Город захлопнулся, как капкан. Жизнь замерла. Сны притихли, попрятавшись, и осталась только голодная бездна. Потом исчезли точки опоры. Секунду или две я действительно думал, что могу куда-то откуда-то падать. Странно, но тот факт, что я нигде, придал сил и решимости.

Меня нет. Я умираю там, среди жухлой черной листвы под окнами, среди окурков от сигарет и дерьма, лежу и, хрипя, как выброшенная на сушу рыба, слепо смотрю на кривые ветки деревьев. Не слышу ничего и больше ничего не чувствую. Или я мертв: переломанное тело запихали в мешок, свезли в морг и закрыли в холодильнике. Теперь эта куча мяса лежит там и гниет. Меня не существует, а значит, сразу четверо постоянных, окруживших меня со всех сторон (ха-ха - «сторон!»), ничего не смогут мне сделать.

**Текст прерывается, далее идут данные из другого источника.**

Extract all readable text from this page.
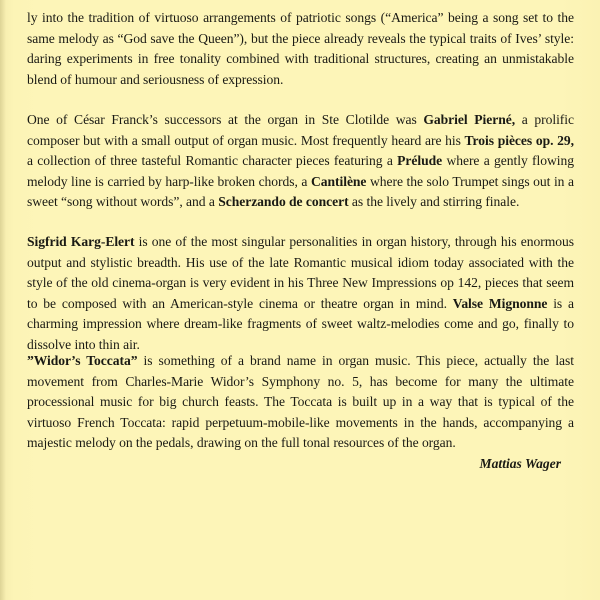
ly into the tradition of virtuoso arrangements of patriotic songs (“America” being a song set to the same melody as “God save the Queen”), but the piece already reveals the typical traits of Ives’ style: daring experiments in free tonality combined with traditional structures, creating an unmistakable blend of humour and seriousness of expression.

One of César Franck’s successors at the organ in Ste Clotilde was Gabriel Pierné, a prolific composer but with a small output of organ music. Most frequently heard are his Trois pièces op. 29, a collection of three tasteful Romantic character pieces featuring a Prélude where a gently flowing melody line is carried by harp-like broken chords, a Cantilène where the solo Trumpet sings out in a sweet “song without words”, and a Scherzando de concert as the lively and stirring finale.

Sigfrid Karg-Elert is one of the most singular personalities in organ history, through his enormous output and stylistic breadth. His use of the late Romantic musical idiom today associated with the style of the old cinema-organ is very evident in his Three New Impressions op 142, pieces that seem to be composed with an American-style cinema or theatre organ in mind. Valse Mignonne is a charming impression where dream-like fragments of sweet waltz-melodies come and go, finally to dissolve into thin air.

”Widor’s Toccata” is something of a brand name in organ music. This piece, actually the last movement from Charles-Marie Widor’s Symphony no. 5, has become for many the ultimate processional music for big church feasts. The Toccata is built up in a way that is typical of the virtuoso French Toccata: rapid perpetuum-mobile-like movements in the hands, accompanying a majestic melody on the pedals, drawing on the full tonal resources of the organ.

Mattias Wager
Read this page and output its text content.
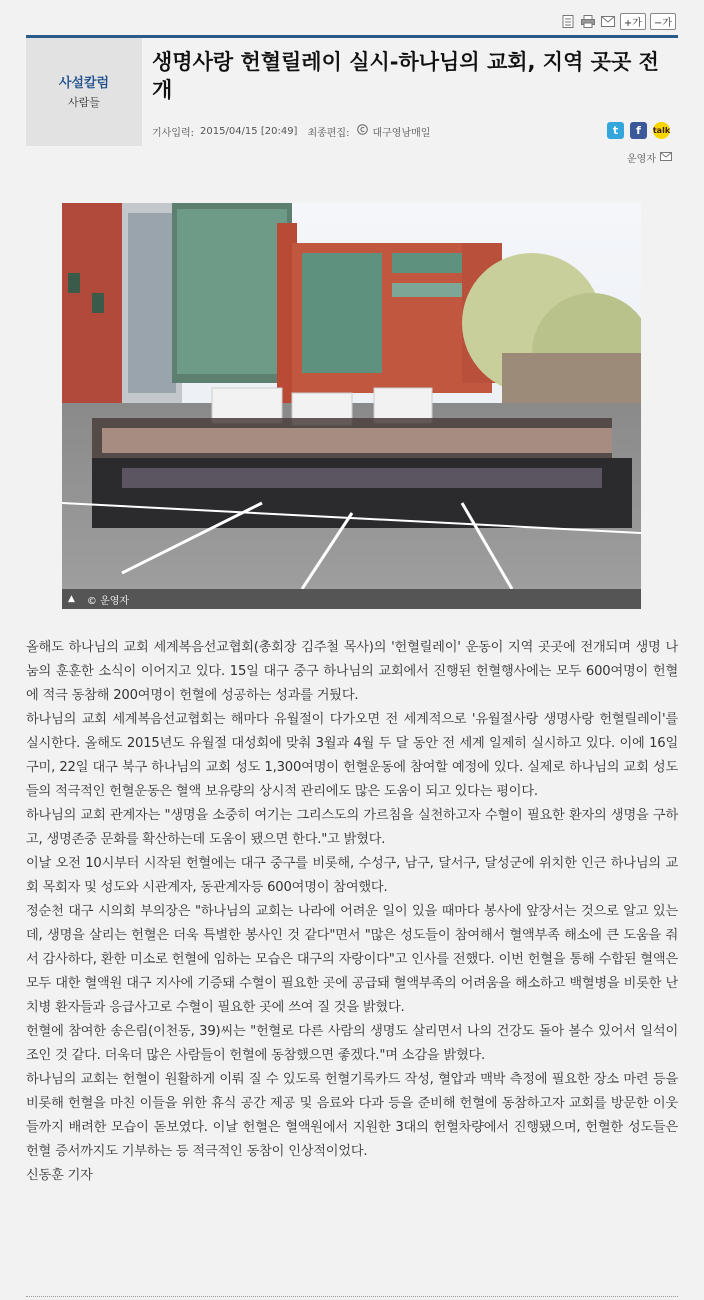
+가	−가
사설칼럼
사람들
생명사랑 헌혈릴레이 실시-하나님의 교회, 지역 곳곳 전개
기사입력: 2015/04/15 [20:49] 최종편집: 대구영남매일	t	f	talk
운영자
▲ © 운영자

올해도 하나님의 교회 세계복음선교협회(총회장 김주철 목사)의 '헌혈릴레이' 운동이 지역 곳곳에 전개되며 생명 나눔의 훈훈한 소식이 이어지고 있다. 15일 대구 중구 하나님의 교회에서 진행된 헌혈행사에는 모두 600여명이 헌혈에 적극 동참해 200여명이 헌혈에 성공하는 성과를 거뒀다.

하나님의 교회 세계복음선교협회는 해마다 유월절이 다가오면 전 세계적으로 '유월절사랑 생명사랑 헌혈릴레이'를 실시한다. 올해도 2015년도 유월절 대성회에 맞춰 3월과 4월 두 달 동안 전 세계 일제히 실시하고 있다. 이에 16일 구미, 22일 대구 북구 하나님의 교회 성도 1,300여명이 헌혈운동에 참여할 예정에 있다. 실제로 하나님의 교회 성도들의 적극적인 헌혈운동은 혈액 보유량의 상시적 관리에도 많은 도움이 되고 있다는 평이다.

하나님의 교회 관계자는 "생명을 소중히 여기는 그리스도의 가르침을 실천하고자 수혈이 필요한 환자의 생명을 구하고, 생명존중 문화를 확산하는데 도움이 됐으면 한다."고 밝혔다.

이날 오전 10시부터 시작된 헌혈에는 대구 중구를 비롯해, 수성구, 남구, 달서구, 달성군에 위치한 인근 하나님의 교회 목회자 및 성도와 시관계자, 동관계자등 600여명이 참여했다.

정순천 대구 시의회 부의장은 "하나님의 교회는 나라에 어려운 일이 있을 때마다 봉사에 앞장서는 것으로 알고 있는데, 생명을 살리는 헌혈은 더욱 특별한 봉사인 것 같다"면서 "많은 성도들이 참여해서 혈액부족 해소에 큰 도움을 줘서 감사하다, 환한 미소로 헌혈에 임하는 모습은 대구의 자랑이다"고 인사를 전했다. 이번 헌혈을 통해 수합된 혈액은 모두 대한 혈액원 대구 지사에 기증돼 수혈이 필요한 곳에 공급돼 혈액부족의 어려움을 해소하고 백혈병을 비롯한 난치병 환자들과 응급사고로 수혈이 필요한 곳에 쓰여 질 것을 밝혔다.

헌혈에 참여한 송은림(이천동, 39)씨는 "헌혈로 다른 사람의 생명도 살리면서 나의 건강도 돌아 볼수 있어서 일석이조인 것 같다. 더욱더 많은 사람들이 헌혈에 동참했으면 좋겠다."며 소감을 밝혔다.

하나님의 교회는 헌혈이 원활하게 이뤄 질 수 있도록 헌혈기록카드 작성, 혈압과 맥박 측정에 필요한 장소 마련 등을 비롯해 헌혈을 마친 이들을 위한 휴식 공간 제공 및 음료와 다과 등을 준비해 헌혈에 동참하고자 교회를 방문한 이웃들까지 배려한 모습이 돋보였다. 이날 헌혈은 혈액원에서 지원한 3대의 헌혈차량에서 진행됐으며, 헌혈한 성도들은 헌혈 증서까지도 기부하는 등 적극적인 동참이 인상적이었다.

신동훈 기자
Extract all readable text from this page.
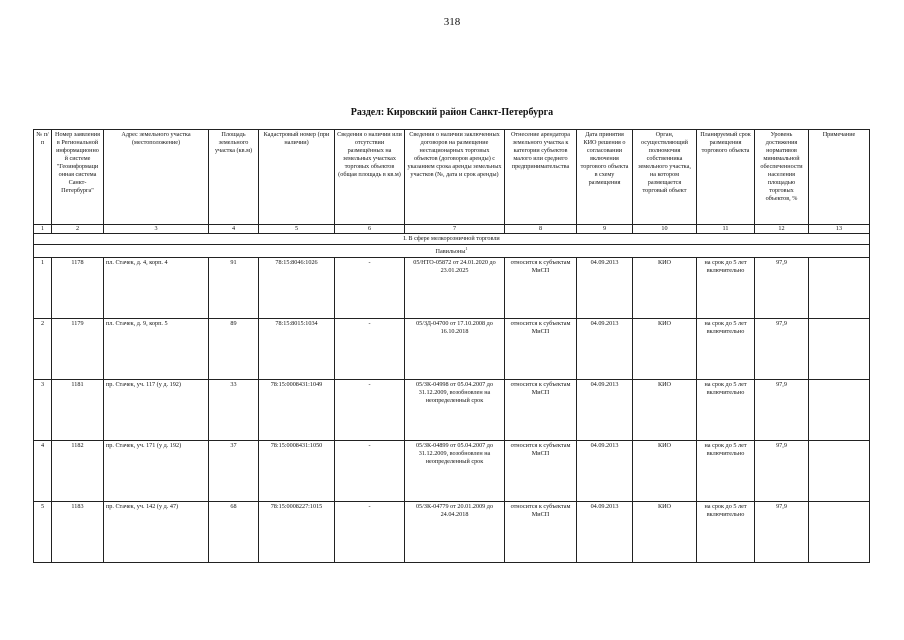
318
Раздел: Кировский район Санкт-Петербурга
№ п/п	Номер заявления в Региональной информационно й системе "Геоинформаци онная система Санкт-Петербурга"	Адрес земельного участка (местоположение)	Площадь земельного участка (кв.м)	Кадастровый номер (при наличии)	Сведения о наличии или отсутствии размещённых на земельных участках торговых объектов (общая площадь в кв.м)	Сведения о наличии заключенных договоров на размещение нестационарных торговых объектов (договоров аренды) с указанием срока аренды земельных участков (№, дата и срок аренды)	Отнесение арендатора земельного участка к категории субъектов малого или среднего предпринимательства	Дата принятия КИО решения о согласовании включения торгового объекта в схему размещения	Орган, осуществляющий полномочия собственника земельного участка, на котором размещается торговый объект	Планируемый срок размещения торгового объекта	Уровень достижения нормативов минимальной обеспеченности населения площадью торговых объектов, %	Примечание
1	2	3	4	5	6	7	8	9	10	11	12	13
I. В сфере мелкорозничной торговли												
Павильоны$^1$
1	1178	пл. Стачек, д. 4, корп. 4	91	78:15:8046:1026	-	05/НТО-05872 от 24.01.2020 до 23.01.2025	относится к субъектам МиСП	04.09.2013	КИО	на срок до 5 лет включительно	97,9	
2	1179	пл. Стачек, д. 9, корп. 5	89	78:15:8015:1034	-	05/ЗД-04700 от 17.10.2008 до 16.10.2018	относится к субъектам МиСП	04.09.2013	КИО	на срок до 5 лет включительно	97,9	
3	1181	пр. Стачек, уч. 117 (у д. 192)	33	78:15:0008431:1049	-	05/ЗК-04998 от 05.04.2007 до 31.12.2009, возобновлен на неопределенный срок	относится к субъектам МиСП	04.09.2013	КИО	на срок до 5 лет включительно	97,9	
4	1182	пр. Стачек, уч. 171 (у д. 192)	37	78:15:0008431:1050	-	05/ЗК-04899 от 05.04.2007 до 31.12.2009, возобновлен на неопределенный срок	относится к субъектам МиСП	04.09.2013	КИО	на срок до 5 лет включительно	97,9	
5	1183	пр. Стачек, уч. 142 (у д. 47)	68	78:15:0008227:1015	-	05/ЗК-04779 от 20.01.2009 до 24.04.2018	относится к субъектам МиСП	04.09.2013	КИО	на срок до 5 лет включительно	97,9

Только языкам молоть герои.

- Уважаемый Андрей, - начал тот, что «стоял» прямо напротив, - мы настоятельно рекомендуем вам прекратить дестабилизующую деятельность. Кому, как не вам, должно быть яснее всего, что агрессия подобного рода непродуктивна. Результат невозможен.

Они говорили, как запутавшиеся в скриптах роботы. Говорили одно и то же. Один за другим.